One of the most commonly used audiovisual fusion approaches is feature-level fusion where the audio and visual features are concatenated. Although this approach has been successfully used in several applications, it does not take into account interactions between the features, which can be a problem when one and/or both modalities have noisy features. In this paper, we investigate whether feature fusion based on explicit modelling of interactions between audio and visual features can enhance the performance of the classifier that performs feature fusion using simple concatenation of the audio-visual features. To this end, we propose a log-linear model, named Bimodal Log-linear regression, which accounts for interactions between the features of the two modalities.

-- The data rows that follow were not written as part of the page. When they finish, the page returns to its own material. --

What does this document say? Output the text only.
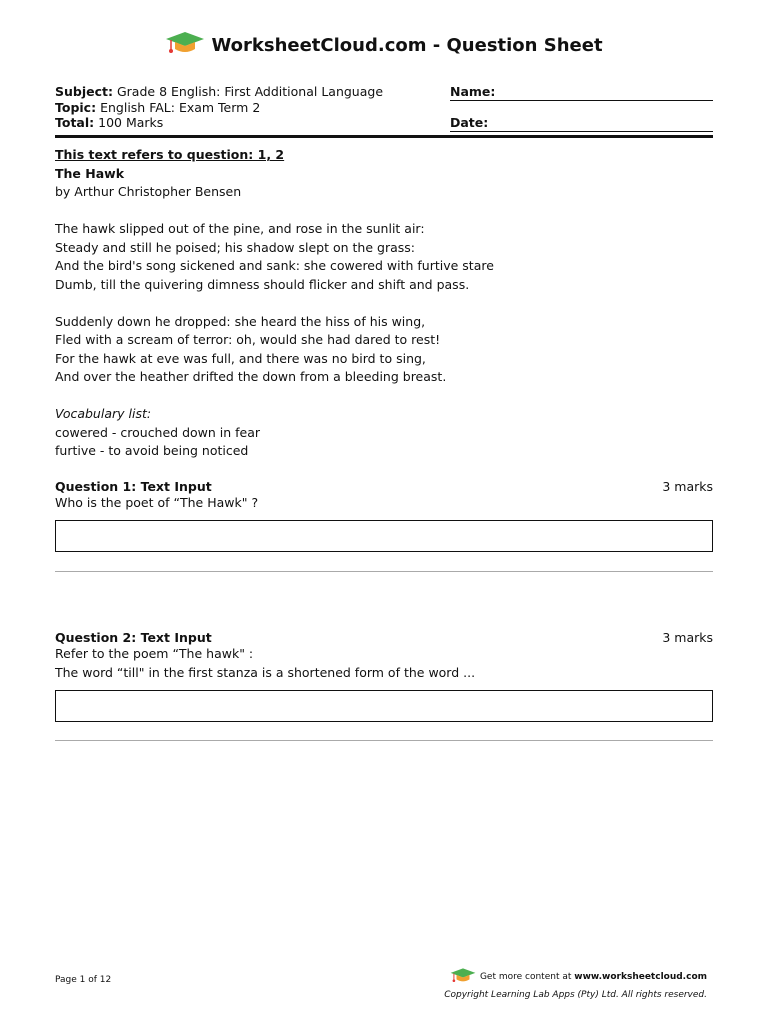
WorksheetCloud.com - Question Sheet
Subject: Grade 8 English: First Additional Language
Topic: English FAL: Exam Term 2
Total: 100 Marks
Name:
Date:
This text refers to question: 1, 2
The Hawk
by Arthur Christopher Bensen
The hawk slipped out of the pine, and rose in the sunlit air:
Steady and still he poised; his shadow slept on the grass:
And the bird's song sickened and sank: she cowered with furtive stare
Dumb, till the quivering dimness should flicker and shift and pass.
Suddenly down he dropped: she heard the hiss of his wing,
Fled with a scream of terror: oh, would she had dared to rest!
For the hawk at eve was full, and there was no bird to sing,
And over the heather drifted the down from a bleeding breast.
Vocabulary list:
cowered - crouched down in fear
furtive - to avoid being noticed
Question 1: Text Input	3 marks
Who is the poet of “The Hawk" ?
Question 2: Text Input	3 marks
Refer to the poem “The hawk" :
The word “till" in the first stanza is a shortened form of the word ...
Page 1 of 12	Get more content at www.worksheetcloud.com
Copyright Learning Lab Apps (Pty) Ltd. All rights reserved.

The performance of the target classifiers is measured in the task of laughter-vs-speech discrimination, since both laughter and speech are naturally audiovisual events. Our experiments on the MAHNOB laughter database suggest that feature fusion based on explicit modelling of interactions between the audio-visual features leads to an improvement of 3\% over the standard feature concatenation approach, when log-linear model is used as the base classifier. Finally, the most and least influential features can be easily identified by observing their interactions.